For many, staying at a Korean Buddhist temple initially sounds appealing. However, after a quick look through the rigorous Korean temple stay program schedule, most folks’ desire to participate in a temple stay is about as strong as a university student’s craving to read Moby Dick. Like classic literature, a temple stay is something you hear a lot of talk about, but rarely follow through on. Neither activity constitutes what might traditionally be called “fun.”
They’re difficult but rewarding, and if you’re already in Korea reading this, you’re obviously not afraid of facing a challenge or two. If you want fun and candy, go to Everland. If you’re ready for an enriching endeavor and something meaningful to cross off your lifetime to-do list, sign up for a temple stay.
1. Sleep Deprivation
Apparently, monks don’t care much for sleeping. Around the time some are still stumbling home from the bar, tens of thousands of monks around the country are rising from their humble mats to start the day. At the temple, it is lights out at 9 pm, and lights abruptly back on at 3 am for the morning service. These monks don’t seem to get that just because 3 am technically qualifies as “morning,” it’s definitely very un-morning-like.

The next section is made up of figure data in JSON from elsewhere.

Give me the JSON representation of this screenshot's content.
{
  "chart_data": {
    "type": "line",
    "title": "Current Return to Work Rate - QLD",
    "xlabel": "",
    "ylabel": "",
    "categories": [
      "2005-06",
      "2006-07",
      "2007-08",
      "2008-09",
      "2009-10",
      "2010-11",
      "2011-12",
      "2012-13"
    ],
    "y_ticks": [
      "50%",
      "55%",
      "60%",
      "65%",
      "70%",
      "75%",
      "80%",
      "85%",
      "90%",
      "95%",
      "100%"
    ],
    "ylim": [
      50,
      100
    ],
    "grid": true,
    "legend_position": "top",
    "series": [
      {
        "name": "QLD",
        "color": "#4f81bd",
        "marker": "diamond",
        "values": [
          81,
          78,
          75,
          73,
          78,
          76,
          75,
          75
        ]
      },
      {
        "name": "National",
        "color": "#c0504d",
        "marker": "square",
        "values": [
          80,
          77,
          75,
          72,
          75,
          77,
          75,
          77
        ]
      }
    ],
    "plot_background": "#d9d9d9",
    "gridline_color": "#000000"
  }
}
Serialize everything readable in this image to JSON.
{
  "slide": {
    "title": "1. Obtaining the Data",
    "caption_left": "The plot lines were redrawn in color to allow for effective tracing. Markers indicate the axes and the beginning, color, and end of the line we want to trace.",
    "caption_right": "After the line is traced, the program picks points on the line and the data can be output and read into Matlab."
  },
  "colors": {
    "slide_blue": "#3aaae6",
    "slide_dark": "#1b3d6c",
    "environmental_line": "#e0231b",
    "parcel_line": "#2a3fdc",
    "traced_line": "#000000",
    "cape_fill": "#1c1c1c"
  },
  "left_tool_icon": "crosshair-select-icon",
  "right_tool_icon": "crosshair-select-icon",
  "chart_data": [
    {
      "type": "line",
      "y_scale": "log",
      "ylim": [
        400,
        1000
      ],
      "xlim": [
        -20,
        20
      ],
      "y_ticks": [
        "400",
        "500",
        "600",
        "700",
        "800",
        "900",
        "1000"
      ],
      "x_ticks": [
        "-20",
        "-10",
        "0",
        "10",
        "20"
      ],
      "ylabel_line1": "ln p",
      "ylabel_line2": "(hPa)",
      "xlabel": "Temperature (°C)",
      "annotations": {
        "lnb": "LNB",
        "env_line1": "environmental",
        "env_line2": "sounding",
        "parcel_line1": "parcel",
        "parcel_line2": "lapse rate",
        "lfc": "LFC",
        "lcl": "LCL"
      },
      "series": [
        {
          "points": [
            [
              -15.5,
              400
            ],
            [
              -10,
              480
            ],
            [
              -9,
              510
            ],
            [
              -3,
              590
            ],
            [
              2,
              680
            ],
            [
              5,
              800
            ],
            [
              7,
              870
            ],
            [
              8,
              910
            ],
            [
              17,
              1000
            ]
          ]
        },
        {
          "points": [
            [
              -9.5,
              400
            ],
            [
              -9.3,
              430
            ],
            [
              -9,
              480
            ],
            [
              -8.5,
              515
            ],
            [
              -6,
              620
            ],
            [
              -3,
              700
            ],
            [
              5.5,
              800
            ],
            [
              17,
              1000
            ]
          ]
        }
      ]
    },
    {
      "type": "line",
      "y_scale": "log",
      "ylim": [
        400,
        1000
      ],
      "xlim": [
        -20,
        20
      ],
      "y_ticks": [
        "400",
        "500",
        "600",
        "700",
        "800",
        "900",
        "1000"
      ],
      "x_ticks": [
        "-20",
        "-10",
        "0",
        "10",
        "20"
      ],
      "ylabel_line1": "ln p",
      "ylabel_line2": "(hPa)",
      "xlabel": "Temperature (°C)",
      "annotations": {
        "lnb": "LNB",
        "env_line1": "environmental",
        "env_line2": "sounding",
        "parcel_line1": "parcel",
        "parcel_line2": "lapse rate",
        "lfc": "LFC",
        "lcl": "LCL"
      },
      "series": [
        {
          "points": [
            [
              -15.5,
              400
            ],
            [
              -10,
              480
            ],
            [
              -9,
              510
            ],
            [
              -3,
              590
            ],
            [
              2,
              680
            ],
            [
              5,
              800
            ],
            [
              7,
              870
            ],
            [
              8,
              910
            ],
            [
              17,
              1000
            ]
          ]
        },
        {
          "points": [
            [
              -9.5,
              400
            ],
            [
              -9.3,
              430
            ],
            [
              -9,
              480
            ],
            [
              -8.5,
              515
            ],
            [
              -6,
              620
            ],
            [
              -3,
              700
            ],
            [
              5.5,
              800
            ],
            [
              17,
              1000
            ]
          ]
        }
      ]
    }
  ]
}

Despite every bone in my body rejecting the wake-up call, there was an incredible dreamlike beauty to being summoned at that hour to a grand temple hall in the midst of hundreds of monks chanting sutras in hypnotic rhythms. And it got even better. We then gathered outside to watch the ceremonial playing of the Dharma drum and gong. As a percussionist, I can attest to the fact that these monks are rhythm masters. The final justification for rising before dawn? Having the run of an empty temple at sunrise, before the crowds set in.
2. The Monk Diet
As if a strict vegan diet wasn’t going to dull down the temple food scene enough, onions and garlic are also forbidden since these are thought to increase one’s libido. Needless to say, celibacy and aphrodisiacs aren’t a great match.
That being said, the temple cooking staff has learned a few tricks with their limited ingredients. The firm tofu in the tangy sauce was so good it had everyone at our table wondering what Buddha’s teachings might say about second helpings. But be forewarned that wasting food is not appropriate in temples. Also, it pretty much goes without saying that alcohol isn’t going to happen, no matter what you might wish for.
3. Temple Etiquette
In a culture where we’ve learned to bellow “Yeogiyo!” to get some more meat on the grill, temple etiquette requires a whole new learning curve. It’s one thing to visit a temple on your own time and manage to not shout. It’s quite another to don monk-wear and emulate monkish behavior. The first step is shutting your mouth. Cheap talk and pleasantries aren’t particularly valued at the temple. Even at meal times, hardly more than a whisper can be heard. Being surrounded by hundreds of monks in their ultimate uniformity could even be called intimidating. But since these monks don’t even hit mosquitoes, you’ve got nothing to worry about!
4. 108 Prostrations
Instead of living in blissful ignorance, monks try to make amends for their own shortcomings and give thanks to greater powers. In a way, the concept reminds me of the deliberate nature of being thankful at American Thanksgiving—the slight difference being that Americans say a few profound words once a year while stuffing their faces with all edibles in reach, while monks prostrate 108 times in the wee hours of the morning 365 days a year. What does prostrate mean, you might ask? We’re talking about full bows, forehead to the floor. Don’t think that temple stay guests are exempt. On the bright side, it really warms you up for a guilt-free day!
5. Meditation (= pain)
How bad could it be sitting cross-legged on the floor with your back straight? Let’s just say that Buddha either enjoyed excruciating pain or didn’t have long legs. Meditating monk-style had me wishing I was still doing prostrations. If you’re an advanced yogi who takes down breakfast in the lotus position, then this could be a cinch. But if your standard posture includes a sofa or an office chair, you’re in for, well, a challenge.
Now, Ignore What You Just Read
Yes, there are some trying aspects to a Korean temple stay. On the other hand, the experience offers a totally unique insight into monastic life and a chance to discover the warm personalities beneath the stoic appearance of the monks. Any impression you might have had about monks being soft little vegans will be completely blown away. These guys are tough as nails and spending a day with them will impart you with a newfound respect for the lengths they go to stay true to their beliefs.
Beyond being faithful followers, monks are real people. I asked one monk if he was allowed to listen to music. With a boyish grin, he replied, “I like heavy metal.” Go figure! I guess if I had to live like a monk, I might turn to some heavier tunes too!
I did my Korean temple stay at Haeinsa, a UNESCO World Heritage site located within Gaya Mountain National Park in North Gyeongsang Province. It is well known as the home of the Tripitaka Koreana, a collection of 80,000 carved wooden tablets of Buddhist scripture that have been preserved for more than 750 years. Haeinsa is also revered for its beautiful natural surroundings, mesmerizing morning service, and national champion monk-drummers. I highly recommend a Korean temple stay here, though there are plenty more to choose from around the country.